Your result tibble now contains a processed ri
column ready for calibration.
Molecular Weight Averages
The most common outputs from SEC analysis are molecular weight averages: - Mn (number-average): Emphasizes lower MW species - Mw (weight-average): Emphasizes higher MW species - Mz (z-average): Even more sensitive to high MW species - Dispersity (Mw/Mn): Measures breadth of the MW distribution (1.0 = monodisperse)
Use step_sec_mw_averages() to calculate these. This step
requires that the x-axis (location) values already represent
log₁₀(MW)—which is what step_sec_conventional_cal()
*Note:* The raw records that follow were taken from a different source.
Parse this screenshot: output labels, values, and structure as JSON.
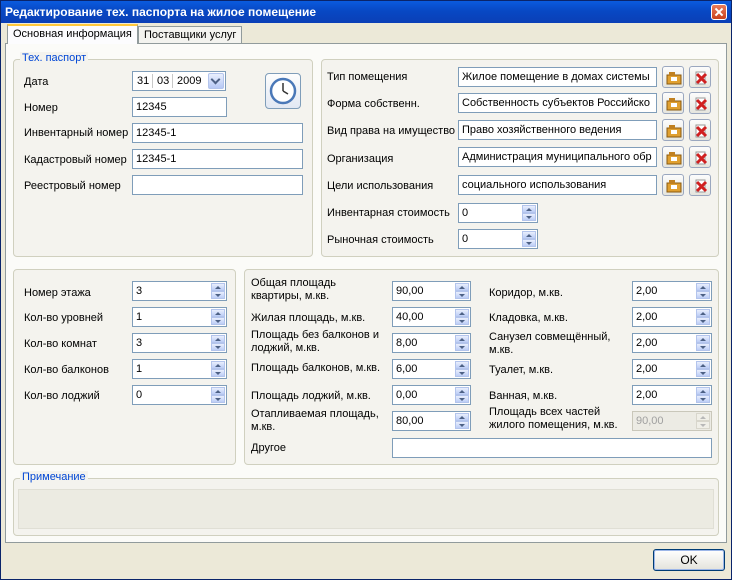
{
  "window": {
    "title": "Редактирование тех. паспорта на жилое помещение"
  },
  "tabs": [
    {
      "label": "Основная информация",
      "active": true
    },
    {
      "label": "Поставщики услуг",
      "active": false
    }
  ],
  "passport": {
    "group_title": "Тех. паспорт",
    "date_label": "Дата",
    "date": {
      "day": "31",
      "month": "03",
      "year": "2009"
    },
    "number_label": "Номер",
    "number": "12345",
    "inventory_label": "Инвентарный номер",
    "inventory": "12345-1",
    "cadastral_label": "Кадастровый номер",
    "cadastral": "12345-1",
    "registry_label": "Реестровый номер",
    "registry": ""
  },
  "property": {
    "type_label": "Тип помещения",
    "type": "Жилое помещение в домах системы",
    "ownership_label": "Форма собственн.",
    "ownership": "Собственность субъектов Российско",
    "right_label": "Вид права на имущество",
    "right": "Право хозяйственного ведения",
    "org_label": "Организация",
    "org": "Администрация муниципального обр",
    "purpose_label": "Цели использования",
    "purpose": "социального использования",
    "inv_cost_label": "Инвентарная стоимость",
    "inv_cost": "0",
    "market_cost_label": "Рыночная стоимость",
    "market_cost": "0"
  },
  "floor": {
    "floor_label": "Номер этажа",
    "floor": "3",
    "levels_label": "Кол-во уровней",
    "levels": "1",
    "rooms_label": "Кол-во комнат",
    "rooms": "3",
    "balconies_label": "Кол-во балконов",
    "balconies": "1",
    "loggias_label": "Кол-во лоджий",
    "loggias": "0"
  },
  "areas": {
    "total_label": "Общая площадь квартиры, м.кв.",
    "total": "90,00",
    "living_label": "Жилая площадь, м.кв.",
    "living": "40,00",
    "no_balcony_label": "Площадь без балконов и лоджий, м.кв.",
    "no_balcony": "8,00",
    "balcony_label": "Площадь балконов, м.кв.",
    "balcony": "6,00",
    "loggia_label": "Площадь лоджий, м.кв.",
    "loggia": "0,00",
    "heated_label": "Отапливаемая площадь, м.кв.",
    "heated": "80,00",
    "other_label": "Другое",
    "other": "",
    "corridor_label": "Коридор, м.кв.",
    "corridor": "2,00",
    "storage_label": "Кладовка, м.кв.",
    "storage": "2,00",
    "combined_bath_label": "Санузел совмещённый, м.кв.",
    "combined_bath": "2,00",
    "toilet_label": "Туалет, м.кв.",
    "toilet": "2,00",
    "bathroom_label": "Ванная, м.кв.",
    "bathroom": "2,00",
    "all_parts_label": "Площадь всех частей жилого помещения, м.кв.",
    "all_parts": "90,00"
  },
  "note": {
    "title": "Примечание",
    "value": ""
  },
  "footer": {
    "ok_label": "OK"
  }
}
provides. See the Calibration section below for the complete
workflow.
Calibration Curves
Most SEC analysis requires calibration to convert retention time to molecular weight. The most common approach uses narrow standards—polymers with known molecular weights and low dispersity—to build a calibration curve.
Note: If you have a light scattering detector (MALS), you can determine absolute molecular weights without calibration. See
vignette("triple-detection")for details.
# Load polystyrene narrow standards
# These are well-characterized polymers used to build the calibration curve
data(sec_ps_standards, package = "measure.sec")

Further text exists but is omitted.